Increasing taxes on meat could be one solution, the researchers say, especially in regions where meat is consumed at high levels, such as North America, Europe, and Australia.
“That’s certainly unpopular, especially since a ten- or twenty-percent surcharge probably wouldn’t be enough, if it’s supposed to have a steering effect,” Quim says. “Meat, however, has a high environmental cost that is not reflected in current prices. It would be entirely reasonable and fair to have consumers share more of these costs.”
The researchers also suggest education plays a role in curbing our appetite for meat. The authors suggest “sustainable consumption” become part of curricula.
“We need to become more sensitive to the global impact of our decisions,” says Qaim. “This is true not only with food, but also with the shirt we buy at the discount store to wear for a single evening at a party.”

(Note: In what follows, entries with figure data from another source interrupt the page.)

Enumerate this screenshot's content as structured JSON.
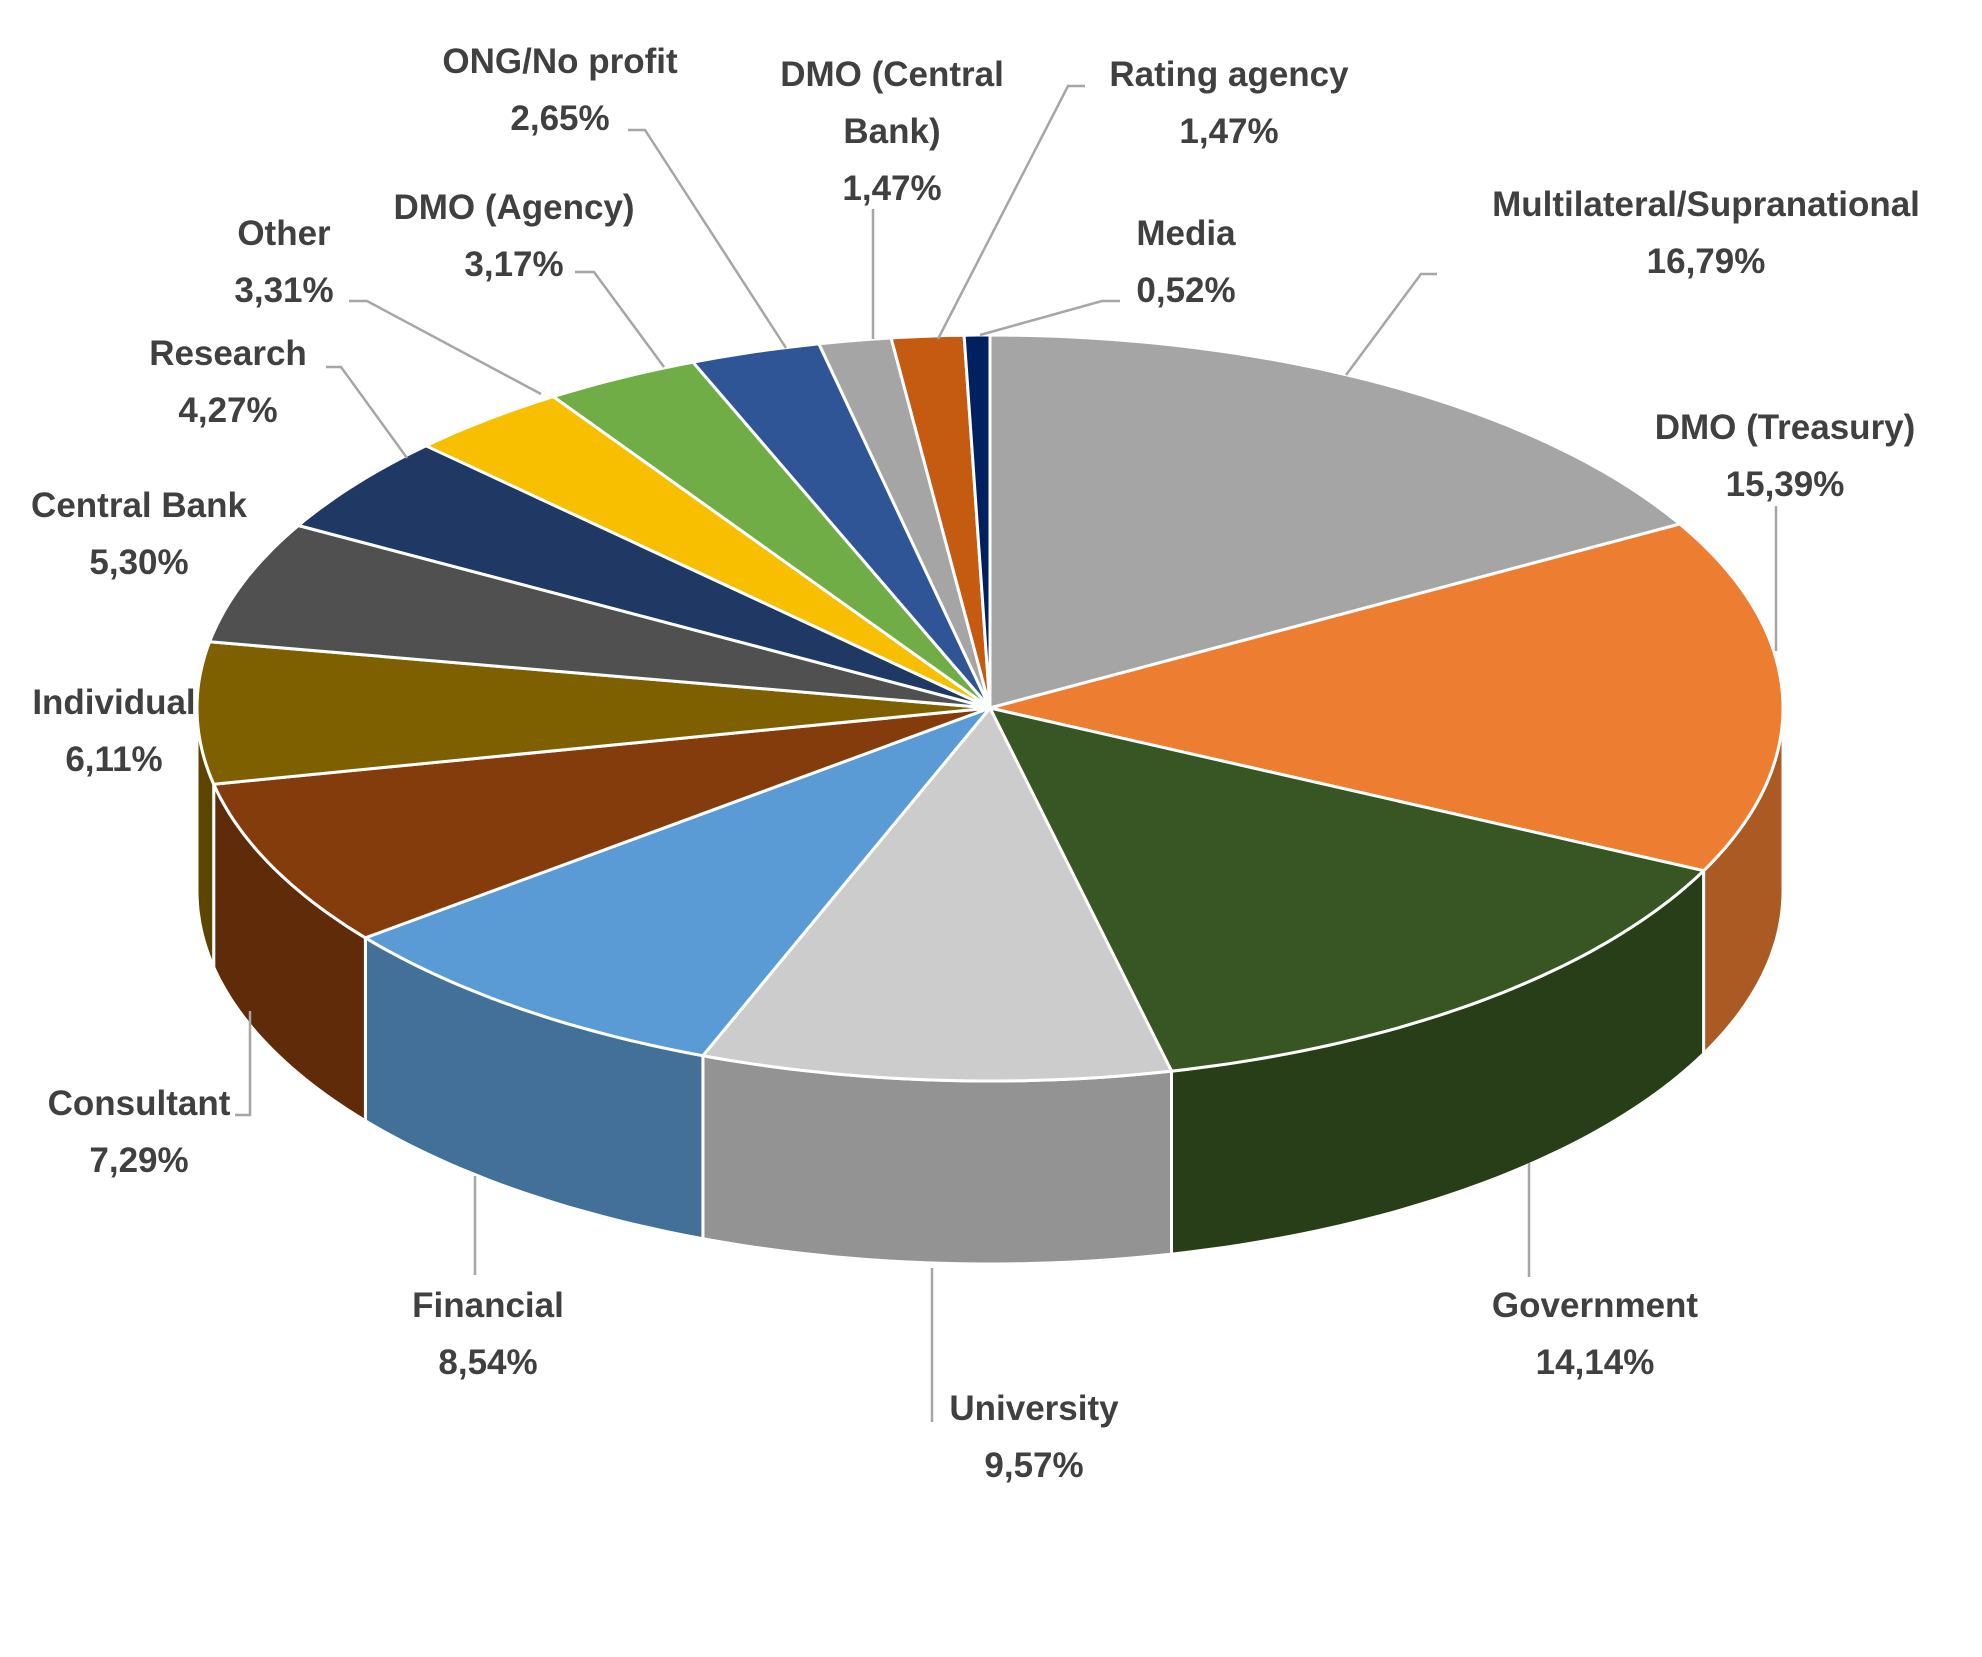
{
  "chart_data": {
    "type": "pie",
    "style": "3d",
    "start": "top",
    "direction": "clockwise",
    "categories": [
      "Multilateral/Supranational",
      "DMO (Treasury)",
      "Government",
      "University",
      "Financial",
      "Consultant",
      "Individual",
      "Central Bank",
      "Research",
      "Other",
      "DMO (Agency)",
      "ONG/No profit",
      "DMO (Central Bank)",
      "Rating agency",
      "Media"
    ],
    "values": [
      16.79,
      15.39,
      14.14,
      9.57,
      8.54,
      7.29,
      6.11,
      5.3,
      4.27,
      3.31,
      3.17,
      2.65,
      1.47,
      1.47,
      0.52
    ],
    "data_labels": [
      "16,79%",
      "15,39%",
      "14,14%",
      "9,57%",
      "8,54%",
      "7,29%",
      "6,11%",
      "5,30%",
      "4,27%",
      "3,31%",
      "3,17%",
      "2,65%",
      "1,47%",
      "1,47%",
      "0,52%"
    ],
    "label_lines": [
      [
        "Multilateral/Supranational",
        "16,79%"
      ],
      [
        "DMO (Treasury)",
        "15,39%"
      ],
      [
        "Government",
        "14,14%"
      ],
      [
        "University",
        "9,57%"
      ],
      [
        "Financial",
        "8,54%"
      ],
      [
        "Consultant",
        "7,29%"
      ],
      [
        "Individual",
        "6,11%"
      ],
      [
        "Central Bank",
        "5,30%"
      ],
      [
        "Research",
        "4,27%"
      ],
      [
        "Other",
        "3,31%"
      ],
      [
        "DMO (Agency)",
        "3,17%"
      ],
      [
        "ONG/No profit",
        "2,65%"
      ],
      [
        "DMO (Central",
        "Bank)",
        "1,47%"
      ],
      [
        "Rating agency",
        "1,47%"
      ],
      [
        "Media",
        "0,52%"
      ]
    ],
    "colors": [
      "#A5A5A5",
      "#ED7D31",
      "#375623",
      "#CCCCCC",
      "#5B9BD5",
      "#843C0C",
      "#7F6000",
      "#505050",
      "#1F3864",
      "#F8BE00",
      "#70AD47",
      "#2F5597",
      "#A5A5A5",
      "#C55A11",
      "#002060"
    ],
    "legend": "none"
  }
}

There have been numerous studies and warnings from leading climate scientists on meat consumption and climate change. The new findings echo this, particularly as global meat consumption continues to rise in low and middle-income regions.
“Meat production requires more land and water than the production of plant-based foods and
has much larger environmental and climate footprints,” the authors note. “Hence, against the backdrop of planetary boundaries, high and further rising meat consumption levels are worrisome.”
They point to the negative health effects on human health and animal welfare associated with intensive meat production and excessive consumption.
“Therefore, notable reductions in meat consumption levels would be useful and important in terms of various sustainability dimensions, at least in high-income countries,” the researchers say.